For me, there's a version of liberalism that isn't anti-religious, that doesn't deny the primacy that religion plays in the lives of many people; it actually flows from the recognition of its importance, and I want to know whether you would accept that version of liberalism.

Bruenig: I'm okay with that. We all get older. When I was younger, I had hotter opinions on everything. What I can say is that I've seen this integrist thing on the Catholic right, the view that Catholics should accept nothing less than the full integration of the Catholic Church and the state, and zero separation between church and state. I've also reported deeply on the Catholic sex abuse crisis.
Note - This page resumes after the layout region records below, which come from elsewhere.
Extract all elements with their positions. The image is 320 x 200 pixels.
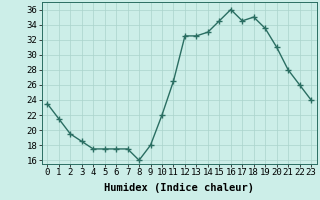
- X-axis label: Humidex (Indice chaleur): Humidex (Indice chaleur): [104, 183, 254, 193]
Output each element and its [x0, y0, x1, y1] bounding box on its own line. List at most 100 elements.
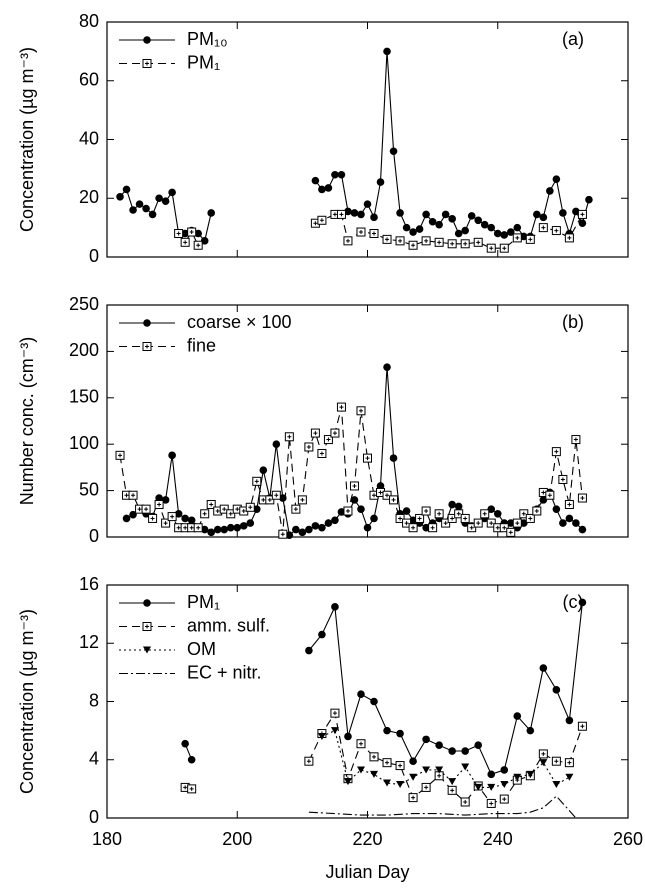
marker — [512, 518, 522, 528]
marker-cross — [339, 405, 344, 410]
marker-cross — [528, 237, 533, 242]
marker-cross — [358, 408, 363, 413]
panel-label: (c) — [563, 592, 584, 612]
marker-cross — [450, 516, 455, 521]
marker — [546, 187, 554, 195]
marker-cross — [573, 437, 578, 442]
marker-cross — [560, 477, 565, 482]
marker — [499, 794, 509, 804]
marker — [213, 525, 222, 534]
marker — [513, 712, 522, 720]
marker-cross — [306, 444, 311, 449]
marker-cross — [547, 493, 552, 498]
marker — [252, 505, 261, 513]
marker — [174, 229, 184, 238]
marker — [421, 236, 431, 246]
marker — [422, 210, 430, 219]
marker — [305, 525, 313, 534]
marker-cross — [372, 493, 377, 498]
marker — [148, 513, 158, 523]
marker — [519, 509, 529, 519]
marker — [474, 216, 483, 225]
marker — [331, 603, 339, 611]
marker-cross — [145, 344, 149, 349]
marker — [578, 219, 587, 228]
marker — [526, 726, 535, 735]
marker-cross — [469, 525, 474, 530]
marker — [356, 406, 366, 416]
marker — [356, 227, 366, 237]
marker — [441, 518, 451, 528]
marker-cross — [404, 521, 409, 526]
marker — [278, 529, 288, 539]
marker-cross — [365, 456, 370, 461]
y-tick-label: 0 — [89, 246, 99, 266]
marker — [142, 59, 152, 68]
marker — [551, 756, 561, 766]
marker — [382, 490, 392, 500]
y-tick-label: 60 — [79, 70, 99, 90]
marker-cross — [521, 511, 526, 516]
y-tick-label: 8 — [89, 690, 99, 710]
legend-label: coarse × 100 — [187, 312, 292, 332]
marker — [552, 686, 561, 694]
marker-cross — [437, 773, 442, 778]
marker-cross — [332, 431, 337, 436]
marker — [552, 175, 561, 183]
marker — [292, 525, 300, 534]
marker — [167, 512, 177, 522]
marker-cross — [332, 212, 337, 217]
marker — [382, 234, 392, 244]
marker — [428, 523, 438, 533]
marker — [168, 451, 176, 460]
marker — [122, 514, 131, 523]
marker — [128, 490, 138, 500]
marker — [460, 797, 470, 807]
marker — [564, 233, 574, 243]
marker — [487, 783, 496, 791]
marker — [187, 755, 196, 764]
marker — [409, 773, 418, 781]
marker — [526, 770, 535, 778]
marker — [493, 229, 502, 238]
marker-cross — [554, 759, 559, 764]
marker — [181, 514, 189, 523]
marker — [344, 207, 352, 216]
marker — [318, 523, 326, 532]
marker-cross — [450, 241, 455, 246]
marker-cross — [495, 525, 500, 530]
marker — [370, 770, 379, 778]
marker — [343, 506, 353, 516]
marker — [461, 226, 469, 235]
marker-cross — [124, 493, 129, 498]
marker — [499, 523, 509, 533]
marker-cross — [287, 434, 292, 439]
marker — [487, 223, 496, 232]
marker — [460, 513, 470, 523]
marker — [539, 759, 548, 767]
marker-cross — [515, 235, 520, 240]
marker — [572, 519, 580, 527]
marker — [448, 500, 456, 509]
marker-cross — [567, 235, 572, 240]
marker — [200, 237, 209, 245]
marker-cross — [489, 246, 494, 251]
series-line — [178, 213, 583, 249]
marker — [396, 729, 404, 738]
legend-label: OM — [187, 639, 216, 659]
marker — [285, 531, 294, 539]
y-tick-label: 250 — [69, 294, 99, 314]
marker-cross — [567, 502, 572, 507]
marker — [500, 766, 509, 774]
marker — [343, 778, 352, 786]
marker — [200, 509, 210, 519]
marker — [402, 507, 411, 515]
x-tick-label: 240 — [483, 829, 513, 849]
marker-cross — [398, 763, 403, 768]
marker — [493, 510, 502, 518]
marker-cross — [385, 760, 390, 765]
marker — [545, 490, 555, 500]
marker — [480, 220, 489, 229]
marker-cross — [145, 61, 149, 66]
marker-cross — [463, 799, 468, 804]
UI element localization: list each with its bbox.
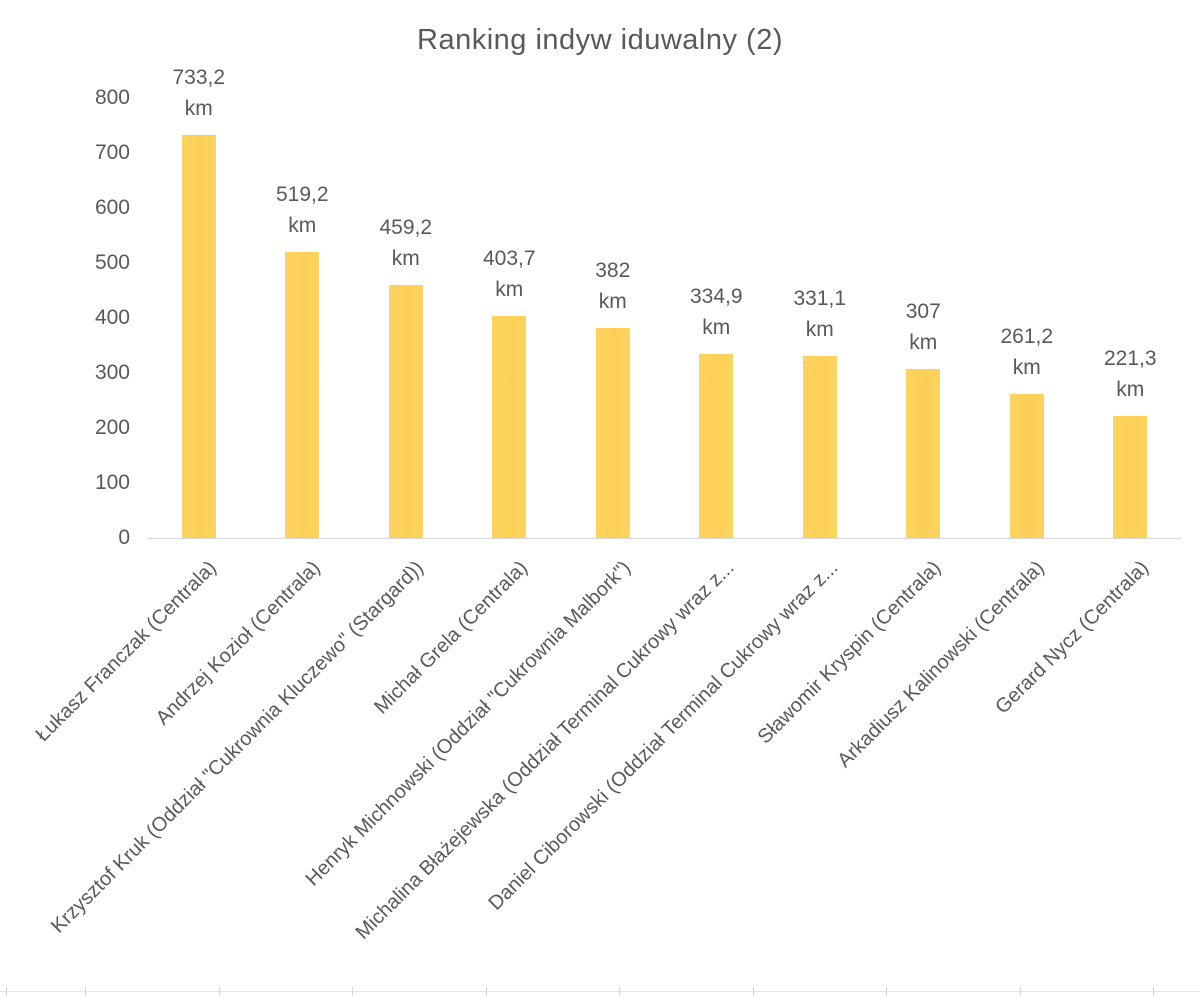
data-label-unit: km [702, 315, 731, 339]
category-label: Krzysztof Kruk (Oddział "Cukrownia Klucz… [47, 556, 429, 938]
bar [492, 315, 527, 538]
data-label: 221,3 km [1065, 343, 1195, 405]
data-label-unit: km [495, 277, 524, 301]
x-axis-line [147, 538, 1182, 539]
data-label-value: 331,1 [793, 286, 847, 310]
category-label: Arkadiusz Kalinowski (Centrala) [833, 556, 1050, 772]
data-label-value: 307 [905, 300, 941, 324]
spreadsheet-gridline [0, 991, 1200, 992]
data-label-unit: km [1116, 378, 1145, 402]
data-label: 331,1 km [755, 283, 885, 345]
data-label: 334,9 km [651, 281, 781, 343]
bar [906, 369, 941, 538]
data-label-value: 221,3 [1103, 347, 1157, 371]
bar [1009, 394, 1044, 538]
data-label: 307 km [858, 296, 988, 358]
data-label-value: 459,2 [379, 216, 433, 240]
data-label-value: 519,2 [275, 183, 329, 207]
data-label: 459,2 km [341, 212, 471, 274]
bar [595, 327, 630, 538]
spreadsheet-cell-border [1019, 987, 1021, 996]
data-label-value: 334,9 [689, 284, 743, 308]
data-label-unit: km [598, 289, 627, 313]
data-label: 382 km [548, 255, 678, 317]
spreadsheet-cell-border [886, 987, 887, 996]
y-tick-label: 700 [94, 141, 130, 164]
spreadsheet-cell-border [85, 987, 86, 996]
category-label: Sławomir Kryspin (Centrala) [753, 556, 946, 749]
data-label-unit: km [805, 317, 834, 341]
y-tick-label: 800 [94, 86, 130, 109]
data-label: 403,7 km [444, 243, 574, 305]
bar [699, 353, 734, 538]
y-tick-label: 500 [94, 251, 130, 274]
data-label-value: 261,2 [1000, 325, 1054, 349]
data-label-value: 403,7 [482, 246, 536, 270]
data-label: 261,2 km [962, 321, 1092, 383]
data-label-value: 733,2 [172, 65, 226, 89]
spreadsheet-cell-border [752, 987, 754, 996]
data-label: 733,2 km [134, 62, 264, 124]
data-label-unit: km [288, 214, 317, 238]
bar [285, 252, 320, 538]
spreadsheet-cell-border [218, 987, 220, 996]
category-label: Michalina Błażejewska (Oddział Terminal … [351, 556, 739, 944]
data-label-unit: km [1012, 356, 1041, 380]
y-tick-label: 200 [94, 416, 130, 439]
data-label-unit: km [184, 96, 213, 120]
spreadsheet-cell-border [352, 987, 353, 996]
category-label: Łukasz Franczak (Centrala) [31, 556, 222, 746]
bar [388, 285, 423, 538]
y-tick-label: 100 [94, 471, 130, 494]
category-label: Daniel Ciborowski (Oddział Terminal Cukr… [484, 556, 843, 915]
data-label: 519,2 km [237, 179, 367, 241]
y-tick-label: 600 [94, 196, 130, 219]
y-tick-label: 400 [94, 306, 130, 329]
y-tick-label: 0 [118, 526, 130, 549]
bar [1113, 416, 1148, 538]
spreadsheet-cell-border [1153, 987, 1154, 996]
spreadsheet-cell-border [485, 987, 487, 996]
data-label-unit: km [909, 331, 938, 355]
data-label-value: 382 [595, 258, 631, 282]
bar [802, 355, 837, 538]
y-tick-label: 300 [94, 361, 130, 384]
bar [181, 134, 216, 538]
chart-title: Ranking indyw iduwalny (2) [417, 24, 783, 56]
data-label-unit: km [391, 247, 420, 271]
spreadsheet-cell-border [619, 987, 620, 996]
spreadsheet-cell-border [6, 987, 7, 996]
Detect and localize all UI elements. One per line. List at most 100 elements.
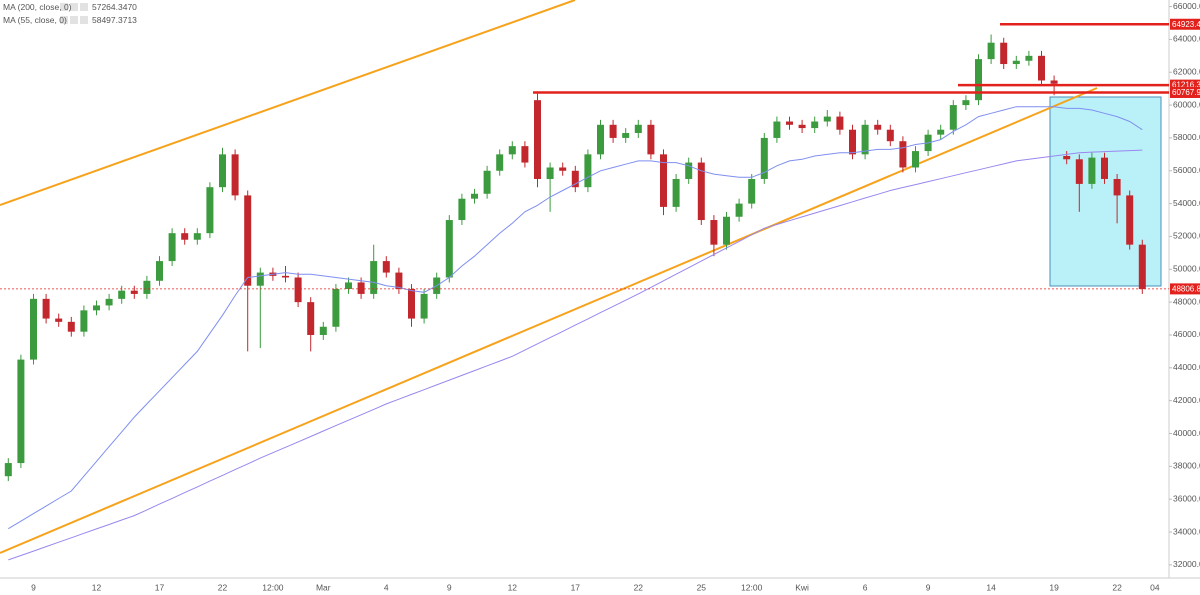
candle-body: [1075, 159, 1083, 184]
legend-icon: [70, 16, 78, 24]
candle-body: [534, 100, 541, 179]
y-tick-label: 48000.00: [1173, 296, 1200, 306]
candle-body: [193, 233, 201, 240]
candle-body: [735, 203, 743, 217]
legend-icon: [80, 3, 88, 11]
candle-body: [609, 124, 617, 138]
candle-body: [42, 298, 50, 319]
candle-body: [471, 193, 478, 199]
candle-body: [811, 121, 819, 129]
candle-body: [181, 233, 189, 240]
x-tick-label: Kwi: [795, 582, 809, 592]
candle-body: [975, 59, 982, 101]
candle-body: [282, 275, 289, 278]
x-tick-label: 9: [447, 582, 452, 592]
candle-body: [748, 178, 756, 204]
x-tick-label: 12:00: [262, 582, 284, 592]
y-tick-label: 56000.00: [1173, 165, 1200, 175]
candle-body: [143, 280, 151, 294]
candle-body: [1113, 178, 1121, 196]
price-level-tag: [1170, 18, 1200, 30]
price-level-tag: [1170, 86, 1200, 98]
y-tick-label: 42000.00: [1173, 395, 1200, 405]
candle-body: [571, 170, 579, 188]
candle-body: [685, 162, 693, 179]
candle-body: [118, 290, 126, 299]
candle-body: [634, 124, 642, 134]
y-tick-label: 66000.00: [1173, 1, 1200, 11]
legend-label: MA (200, close, 0): [3, 2, 72, 12]
candle-body: [307, 302, 315, 335]
candle-body: [1126, 195, 1134, 245]
candle-body: [1038, 55, 1045, 81]
legend-icon: [60, 16, 68, 24]
candle-body: [156, 261, 163, 281]
candle-body: [93, 305, 100, 311]
candle-body: [962, 100, 970, 106]
candle-body: [206, 187, 214, 234]
candle-body: [1138, 244, 1146, 289]
price-level-label: 60767.92: [1172, 88, 1200, 97]
candle-body: [508, 146, 516, 155]
candle-body: [786, 121, 793, 125]
candle-body: [521, 146, 529, 163]
candle-body: [370, 261, 378, 294]
y-tick-label: 60000.00: [1173, 99, 1200, 109]
legend-value: 57264.3470: [92, 2, 137, 12]
candle-body: [1012, 60, 1020, 65]
candle-body: [420, 293, 428, 319]
y-tick-label: 64000.00: [1173, 34, 1200, 44]
x-tick-label: 9: [31, 582, 36, 592]
x-tick-label: 12:00: [741, 582, 763, 592]
candle-body: [357, 282, 365, 294]
x-tick-label: 17: [571, 582, 581, 592]
candle-body: [949, 105, 957, 130]
price-level-label: 48806.86: [1172, 284, 1200, 293]
x-tick-label: 12: [92, 582, 102, 592]
y-tick-label: 46000.00: [1173, 329, 1200, 339]
y-tick-label: 52000.00: [1173, 231, 1200, 241]
candle-body: [395, 272, 403, 289]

These people can't run a fucking railroad, man. They're not going to be able to run a country. Mixing the chocolate and the peanut butter here is not going to be good. 

I think a Christian’s job is to do the most amount of good they can with the dispensation they find themselves in. So I have begun to think, “What is the most good I can do in the dispensation I find myself in?” I find myself in a rapidly polarizing liberal democracy that's becoming somewhat dysfunctional, because of this brittleness, in this state of polarization. And so my interest has become trying to soften these chords that have become brittle between people and raising the tensile strength of the relationships between citizens, as a journalist and a member of the press—which is an important estate in this society—and trying to do what I can to act against a fairly stupid and self-perpetuating cycle of polarization that has to do with people losing face and trying to save face. And that's what I think the duty of Christians has to be at this point. The liberal democracy that we have is what we have. 

And liberal democracies are interesting. They are a little bit radioactive, in that when they're functional, they're safe. When they start to degrade, you don't know what you're going to get. I don't really know what's going to happen if our liberal democracy, under the forces of this polarization and brittleness that we are now encountering, starts to degrade too much. But I don't want to find out. I would like it to remain stable. I would like things to change politically. Like you said, I'm a Bernie Bro. I think that having a stronger welfare state would be great. I think having higher social trust would be fantastic. These are things that I deeply desire. And I want peace. And I think you know that if I tweeted out right now: “I want a generous welfare state. I want to abolish poverty. I want peace. I want forgiveness. I want high social trust. And I want strong relationships between the citizenry,” that would piss people off.